Nabi Nuh tidak pernah mengetahui akan ada banjir besar ketika Allah SWT memerintahkan kepadanya untuk membuat bahtera, sehingga beliau dianggap gila oleh masyarakatnya.

Nabi Ibrahim belum mengetahui akan tersedia domba ketika pisau nyaris memenggal buah hatinya.

Nabi Musa belum mengetahui kalau lautan akan terbelah sebegitu tingginya ketika beliau diperintahkan untuk memukulkan tongkatnya.

Nabi Muhammad belum tahu kalau madinah akan menjadi pusat tersebarnya Islam dan menjadi kota besar ketika beliau diminta utuk berhijrah.

Mereka hanya mengetahui bahwa merreka harus taat pada perintah Allah SWT, apapun yang terjadi dan bagaimanapun keadaan mereka, sesulit dan seberat apapun.

Kawan, terkadang apa yang kita inginkan belum tentu kita dapatkan, apa yang kita harapkan dari kesenangan, kehidupan yang baik, kebahagiaan, belum tentu kita raih, tapi satu hal yang tidak boleh hilang dari diri kita adalah, bahwa kita harus memberikan segala harap dan asa kita hanya kepad Allah dan selalu yakin bahwa Allah bersama para malaikatNya akan memberikan kita jalan yang terbaik, hingga jalan yang tidak pernah kita bayangkan sebelumnya, bahkan kemudian kita akan sampai pada sesuatu yang jauh lebih indah dari apa yang kita inginkan.

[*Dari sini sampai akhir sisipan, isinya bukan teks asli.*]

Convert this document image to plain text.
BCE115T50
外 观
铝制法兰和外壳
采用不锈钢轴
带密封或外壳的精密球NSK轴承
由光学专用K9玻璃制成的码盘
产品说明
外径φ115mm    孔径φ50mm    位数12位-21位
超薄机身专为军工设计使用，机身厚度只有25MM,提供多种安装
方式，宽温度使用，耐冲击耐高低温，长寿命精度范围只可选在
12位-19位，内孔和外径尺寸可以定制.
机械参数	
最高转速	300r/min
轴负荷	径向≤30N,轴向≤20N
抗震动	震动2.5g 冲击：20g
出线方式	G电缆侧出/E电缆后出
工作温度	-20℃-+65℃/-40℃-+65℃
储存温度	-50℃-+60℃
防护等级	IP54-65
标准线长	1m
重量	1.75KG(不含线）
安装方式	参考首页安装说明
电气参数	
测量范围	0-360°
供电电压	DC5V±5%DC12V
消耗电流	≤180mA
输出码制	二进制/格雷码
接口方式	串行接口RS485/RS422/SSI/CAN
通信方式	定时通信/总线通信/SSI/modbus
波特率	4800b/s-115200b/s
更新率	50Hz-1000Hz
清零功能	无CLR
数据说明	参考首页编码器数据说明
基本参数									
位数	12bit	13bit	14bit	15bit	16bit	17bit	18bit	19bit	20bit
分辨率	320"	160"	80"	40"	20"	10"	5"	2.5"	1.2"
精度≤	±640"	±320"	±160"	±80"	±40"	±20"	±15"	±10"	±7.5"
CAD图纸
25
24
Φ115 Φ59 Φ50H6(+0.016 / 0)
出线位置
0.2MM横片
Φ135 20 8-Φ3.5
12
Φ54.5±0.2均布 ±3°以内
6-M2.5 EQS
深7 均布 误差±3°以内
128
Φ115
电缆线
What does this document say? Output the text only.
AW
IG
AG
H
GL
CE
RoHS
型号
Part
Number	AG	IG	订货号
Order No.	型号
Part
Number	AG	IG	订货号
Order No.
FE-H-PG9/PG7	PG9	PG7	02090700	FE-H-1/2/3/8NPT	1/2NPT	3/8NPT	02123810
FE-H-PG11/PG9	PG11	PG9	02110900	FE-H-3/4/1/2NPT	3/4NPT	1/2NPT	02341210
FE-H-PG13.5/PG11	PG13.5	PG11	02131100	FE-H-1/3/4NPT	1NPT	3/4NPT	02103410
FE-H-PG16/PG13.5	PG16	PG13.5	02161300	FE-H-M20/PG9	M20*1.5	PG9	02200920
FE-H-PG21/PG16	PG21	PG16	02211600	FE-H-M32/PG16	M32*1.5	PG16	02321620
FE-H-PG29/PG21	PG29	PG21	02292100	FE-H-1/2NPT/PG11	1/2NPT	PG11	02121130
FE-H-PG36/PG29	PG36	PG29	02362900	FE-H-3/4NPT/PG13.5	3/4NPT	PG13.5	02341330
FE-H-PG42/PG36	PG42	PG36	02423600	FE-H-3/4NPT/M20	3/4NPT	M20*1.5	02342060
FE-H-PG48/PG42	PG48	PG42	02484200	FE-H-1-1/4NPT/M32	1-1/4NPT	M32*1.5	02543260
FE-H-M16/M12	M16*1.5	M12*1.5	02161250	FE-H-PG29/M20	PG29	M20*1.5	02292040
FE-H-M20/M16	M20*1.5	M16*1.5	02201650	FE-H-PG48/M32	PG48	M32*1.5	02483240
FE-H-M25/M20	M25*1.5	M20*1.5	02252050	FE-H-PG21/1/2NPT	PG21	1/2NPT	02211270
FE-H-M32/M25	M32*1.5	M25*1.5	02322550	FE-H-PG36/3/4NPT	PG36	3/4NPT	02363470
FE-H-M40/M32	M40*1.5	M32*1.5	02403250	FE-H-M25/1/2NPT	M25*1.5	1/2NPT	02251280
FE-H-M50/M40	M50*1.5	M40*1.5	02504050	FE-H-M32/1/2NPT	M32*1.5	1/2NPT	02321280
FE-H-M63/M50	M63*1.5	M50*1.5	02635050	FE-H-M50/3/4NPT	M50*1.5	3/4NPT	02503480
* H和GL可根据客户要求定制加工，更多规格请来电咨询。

وَفِي الْأَرْضِ آَيَاتٌ لِلْمُوقِنِينَ وَفِي أَنْفُسِكُمْ أَفَلَا تُبْصِرُونَ وَفِي السَّمَاءِ رِزْقُكُمْ وَمَا تُوعَدُونَ فَوَرَبِّ السَّمَاءِ وَالْأَرْضِ إِنَّهُ لَحَقٌّ مِثْلَ مَا أَنَّكُمْ تَنْطِقُونَ

Dan di bumi ada banyak sekali tanda-tanda (kebesaran Allah) bagi orang-orang yang yakin (akan kebesaranNya), dan begitu juga (tanda-tanda itu) ada dalam diri kalian, apakah kalian tidak memperhatikan? dan di langit ada rezeki untuk kalian yang sudah dijanjikan (disiapkan),maka, demi Tuhan langit dan bumi (demi Allah) bahwa sungguh sesuatu itu pasti terjadi, seperti apa yang kamu katakan (addzariyat:20-23)

Teruslah berharap, teruslah meminta, dan teruslah kita menjalankan segala aktivitas kita bersama Allah sebagai harapan dan landasan kita, dan kemudian yakinkanlah, bahwa seberat apapun dan sesulit apapun yang diperintahkan Allah, semata-mata untuk kehidupan kita yang lebih baik.

Saya berharap, kita semua menjadi manusia yang tidak pernah berputus asa, dan tidak pernah berharap kepada selain Allah.

Jatinangor, 07 juni 2012, sambil ngebubur ayam.